Side effects and adverse effects

Transient hypotension following an intravenously administered bolus of thiopental is primarily due to peripheral vasodilation resulting from decreased sympathetic tone. Cardiac output is minimally affected. Decreased activity in the medullary and pontine ventilatory centers produce dose-dependent respiratory depression. Barbiturates can stimulate δ-aminolevulinic acid synthetase, which can precipitate a crisis in patients with acute intermittent porphyria.

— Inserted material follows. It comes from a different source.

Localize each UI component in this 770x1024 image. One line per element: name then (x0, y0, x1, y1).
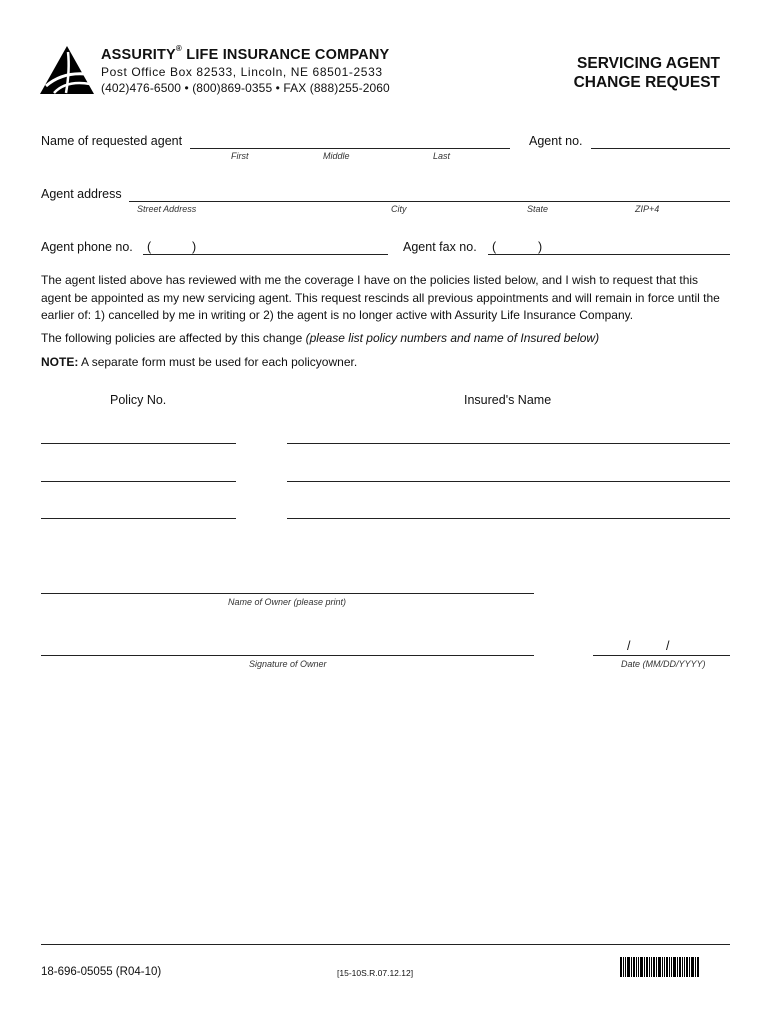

Inadvertent intra-arterial injection of thiopental causes intense vasoconstriction and pain along the arterial distribution. Tissue damage occurs as a result of (1) reactive vasoconstriction, (2) occlusive thiopental crystal formation, and (3) inflammatory mediated arteritis. Treatment consists of immediate dilution (with 0.9% saline solution) and vasomotor relaxation (e.g., lidocaine, papaverine, or phenoxybenzamine) injected into the offending catheter. Sympathectomy (e.g., brachial plexus or stellate ganglion block) may also alleviate vasoconstriction.